October 13th, 2011 at 11:49 am
[...] of this world delicious. And if you prefer a mini dessert with a citrus note you may want to try Oreo Key Lime Pie.Mini Blueberry-White Chocolate CheesecakesMakes 8 8.75-cm X 6-cm (3½-inch X 2¼-inch)Special [...]
November 21st, 2011 at 10:48 pm
Do you just use the cookie part of the Oreos with the white filling removed or the entire cookie? I am thinking of trying it without the filling in an effort to minimize the sweetness. My sister is hosting Thanksgiving and I want to make something just for her. She LOVES key lime pie and her pregnancy cravings for Oreos are legendary in our family. These sound perfect!

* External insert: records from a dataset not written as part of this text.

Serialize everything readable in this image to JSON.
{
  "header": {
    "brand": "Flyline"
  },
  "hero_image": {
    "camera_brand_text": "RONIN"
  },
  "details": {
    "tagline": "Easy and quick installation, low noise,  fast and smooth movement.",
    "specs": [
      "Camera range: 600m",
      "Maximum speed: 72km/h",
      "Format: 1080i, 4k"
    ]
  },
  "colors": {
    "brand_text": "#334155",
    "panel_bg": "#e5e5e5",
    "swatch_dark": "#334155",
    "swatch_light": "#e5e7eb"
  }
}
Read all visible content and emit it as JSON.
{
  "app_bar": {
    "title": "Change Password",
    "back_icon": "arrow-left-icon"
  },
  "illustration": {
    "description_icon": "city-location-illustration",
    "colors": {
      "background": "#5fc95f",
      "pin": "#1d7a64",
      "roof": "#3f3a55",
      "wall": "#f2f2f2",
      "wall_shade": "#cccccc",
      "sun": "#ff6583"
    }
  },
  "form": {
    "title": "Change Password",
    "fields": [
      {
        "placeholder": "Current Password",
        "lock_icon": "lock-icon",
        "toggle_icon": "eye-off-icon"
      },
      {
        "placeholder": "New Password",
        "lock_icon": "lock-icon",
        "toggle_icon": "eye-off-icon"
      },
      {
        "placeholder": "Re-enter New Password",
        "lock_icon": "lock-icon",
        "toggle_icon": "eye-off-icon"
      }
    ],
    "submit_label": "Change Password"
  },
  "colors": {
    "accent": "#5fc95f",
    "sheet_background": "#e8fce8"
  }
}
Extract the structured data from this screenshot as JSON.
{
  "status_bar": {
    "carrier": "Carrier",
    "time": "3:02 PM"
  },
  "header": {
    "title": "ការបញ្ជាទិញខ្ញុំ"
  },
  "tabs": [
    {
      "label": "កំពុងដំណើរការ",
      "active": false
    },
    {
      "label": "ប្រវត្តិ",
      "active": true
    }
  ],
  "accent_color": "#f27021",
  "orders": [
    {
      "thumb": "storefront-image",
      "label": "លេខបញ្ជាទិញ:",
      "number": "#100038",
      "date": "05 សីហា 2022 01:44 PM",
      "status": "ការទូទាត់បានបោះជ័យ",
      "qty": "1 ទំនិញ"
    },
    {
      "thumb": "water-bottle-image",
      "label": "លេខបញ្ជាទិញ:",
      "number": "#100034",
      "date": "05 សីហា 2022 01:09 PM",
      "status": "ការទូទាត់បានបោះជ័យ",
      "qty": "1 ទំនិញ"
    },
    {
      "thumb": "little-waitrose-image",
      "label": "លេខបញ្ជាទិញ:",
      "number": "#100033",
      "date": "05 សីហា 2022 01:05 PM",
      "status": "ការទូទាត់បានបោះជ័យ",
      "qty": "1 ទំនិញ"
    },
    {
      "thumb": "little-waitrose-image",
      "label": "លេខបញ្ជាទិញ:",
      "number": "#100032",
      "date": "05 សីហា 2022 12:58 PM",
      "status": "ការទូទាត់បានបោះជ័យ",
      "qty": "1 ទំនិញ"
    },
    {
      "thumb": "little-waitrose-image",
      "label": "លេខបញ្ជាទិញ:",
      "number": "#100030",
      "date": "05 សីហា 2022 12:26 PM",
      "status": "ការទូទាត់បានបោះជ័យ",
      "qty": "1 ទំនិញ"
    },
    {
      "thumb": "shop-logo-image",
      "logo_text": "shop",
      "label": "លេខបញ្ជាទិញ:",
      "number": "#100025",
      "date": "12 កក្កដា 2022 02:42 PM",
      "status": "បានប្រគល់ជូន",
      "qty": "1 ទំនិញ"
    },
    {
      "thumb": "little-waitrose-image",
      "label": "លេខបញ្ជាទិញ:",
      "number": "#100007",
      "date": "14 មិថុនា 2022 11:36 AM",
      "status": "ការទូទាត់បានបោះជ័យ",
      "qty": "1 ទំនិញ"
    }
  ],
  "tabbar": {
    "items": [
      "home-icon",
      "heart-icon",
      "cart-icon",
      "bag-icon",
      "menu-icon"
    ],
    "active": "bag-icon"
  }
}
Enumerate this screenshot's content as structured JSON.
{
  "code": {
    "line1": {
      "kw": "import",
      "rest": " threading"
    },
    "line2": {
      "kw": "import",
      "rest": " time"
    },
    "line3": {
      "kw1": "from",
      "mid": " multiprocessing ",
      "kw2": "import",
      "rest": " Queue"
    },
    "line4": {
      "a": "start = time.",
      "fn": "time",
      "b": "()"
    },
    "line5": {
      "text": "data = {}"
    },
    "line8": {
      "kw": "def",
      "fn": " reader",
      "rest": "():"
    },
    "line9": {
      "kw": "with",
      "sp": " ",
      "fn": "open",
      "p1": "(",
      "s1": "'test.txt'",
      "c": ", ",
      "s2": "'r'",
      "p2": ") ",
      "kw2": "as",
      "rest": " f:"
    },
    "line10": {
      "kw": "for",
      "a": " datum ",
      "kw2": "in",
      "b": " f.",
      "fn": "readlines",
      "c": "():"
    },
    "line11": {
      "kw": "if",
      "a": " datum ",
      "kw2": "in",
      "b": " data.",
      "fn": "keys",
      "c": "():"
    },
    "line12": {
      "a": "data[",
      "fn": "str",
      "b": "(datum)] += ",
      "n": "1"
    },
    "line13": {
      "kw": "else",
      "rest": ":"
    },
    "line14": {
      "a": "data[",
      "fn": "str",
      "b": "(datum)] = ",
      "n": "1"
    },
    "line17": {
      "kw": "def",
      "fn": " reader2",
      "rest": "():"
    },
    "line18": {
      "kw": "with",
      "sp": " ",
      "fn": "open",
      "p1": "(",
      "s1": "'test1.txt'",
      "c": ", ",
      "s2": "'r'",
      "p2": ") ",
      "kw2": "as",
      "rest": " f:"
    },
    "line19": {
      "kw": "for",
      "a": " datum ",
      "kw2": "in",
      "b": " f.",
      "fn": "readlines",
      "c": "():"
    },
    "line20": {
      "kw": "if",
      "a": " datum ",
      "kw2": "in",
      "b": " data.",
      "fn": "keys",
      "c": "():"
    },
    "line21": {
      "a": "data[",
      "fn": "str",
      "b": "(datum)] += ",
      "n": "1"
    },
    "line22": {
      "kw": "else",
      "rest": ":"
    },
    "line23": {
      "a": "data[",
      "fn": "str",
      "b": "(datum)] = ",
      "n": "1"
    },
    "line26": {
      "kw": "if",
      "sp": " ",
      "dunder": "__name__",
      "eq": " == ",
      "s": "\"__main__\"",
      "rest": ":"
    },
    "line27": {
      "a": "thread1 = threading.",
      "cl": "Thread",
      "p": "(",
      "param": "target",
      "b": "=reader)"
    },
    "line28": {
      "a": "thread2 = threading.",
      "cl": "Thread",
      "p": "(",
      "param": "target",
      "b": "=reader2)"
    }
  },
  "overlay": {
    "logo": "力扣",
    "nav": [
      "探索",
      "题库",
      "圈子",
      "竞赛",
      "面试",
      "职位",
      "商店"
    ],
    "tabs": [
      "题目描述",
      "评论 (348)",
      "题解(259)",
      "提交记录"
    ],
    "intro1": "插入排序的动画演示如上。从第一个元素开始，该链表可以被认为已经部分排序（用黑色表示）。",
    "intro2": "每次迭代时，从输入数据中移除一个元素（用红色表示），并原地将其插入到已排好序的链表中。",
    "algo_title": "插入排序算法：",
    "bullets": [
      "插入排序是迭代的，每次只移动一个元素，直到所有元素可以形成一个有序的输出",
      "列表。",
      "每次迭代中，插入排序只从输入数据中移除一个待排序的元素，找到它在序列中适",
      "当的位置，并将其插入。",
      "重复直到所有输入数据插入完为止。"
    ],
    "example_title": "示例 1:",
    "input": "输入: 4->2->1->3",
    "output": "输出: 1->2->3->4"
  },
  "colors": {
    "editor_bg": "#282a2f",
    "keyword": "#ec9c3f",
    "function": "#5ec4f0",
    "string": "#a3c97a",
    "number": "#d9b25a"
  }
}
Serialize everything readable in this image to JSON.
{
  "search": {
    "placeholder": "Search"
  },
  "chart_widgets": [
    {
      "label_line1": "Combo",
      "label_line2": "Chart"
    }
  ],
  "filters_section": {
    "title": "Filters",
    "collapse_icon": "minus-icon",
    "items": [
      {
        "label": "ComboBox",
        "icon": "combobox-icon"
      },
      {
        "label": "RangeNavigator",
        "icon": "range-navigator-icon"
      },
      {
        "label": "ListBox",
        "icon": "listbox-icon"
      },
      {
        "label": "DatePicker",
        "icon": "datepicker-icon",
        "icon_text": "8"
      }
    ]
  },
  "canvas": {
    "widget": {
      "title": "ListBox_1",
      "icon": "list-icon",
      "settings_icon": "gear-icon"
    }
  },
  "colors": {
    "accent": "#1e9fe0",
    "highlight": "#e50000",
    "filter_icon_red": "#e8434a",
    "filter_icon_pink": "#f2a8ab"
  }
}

November 22nd, 2011 at 8:31 am
I used the cream but it would taste just as good without and the texture of the crumb would be fine. Not sure if the Oreo Cookie Crumbs/Oreo Baking Crumbs are available in your area but they are a staple in my pantry, this would save you from having to scrape out the cream.
December 23rd, 2011 at 9:54 pm
[...] and scrumptious! If you enjoy Oreo cookies as much as I do you may also want to try these mini Oreo key lime pies or for chocolate lover’s, Oreo chocolate truffle tart with chocolate glaze.I can’t [...]
March 31st, 2012 at 2:23 pm
[...] scrumptious! If you enjoy Oreo cookies as much as I do you may also want to try these mini Oreo key lime pies or for chocolate lover’s, Oreo chocolate truffle tart with chocolate [...]
July 7th, 2012 at 5:02 am
[...] easy to prepare.Other dinner party recipes that you may like to try for your next get together, Oreo Key Lime Pies, Lemon Posset with Langues de Chat or gourmet Black Forest [...]
March 14th, 2013 at 12:38 pm
I have 10 for dinner and wondered whether this would be OK made as a big tart instead of individual tarts. Also, is the flavour of Key Limes very different from Persian limes? I have a ton of ‘normal’ limes to use up and key limes, as you mentioned, are hard to find.
March 15th, 2013 at 6:33 pm
Hi Susan, yes you can prepare as a full tart but the flavour profile will be different (but still good) if you use Persian limes. The flavours are different, key limes are more acidic and the bitterness gives them a unique flavour. I did notice bottled key lime juice the last time I was at the market, the juice could be used as an alternative if you can find it in your area. I didn’t realize it was even an option and I’m not sure of its readily available. By the way you won’t need as many Persian limes.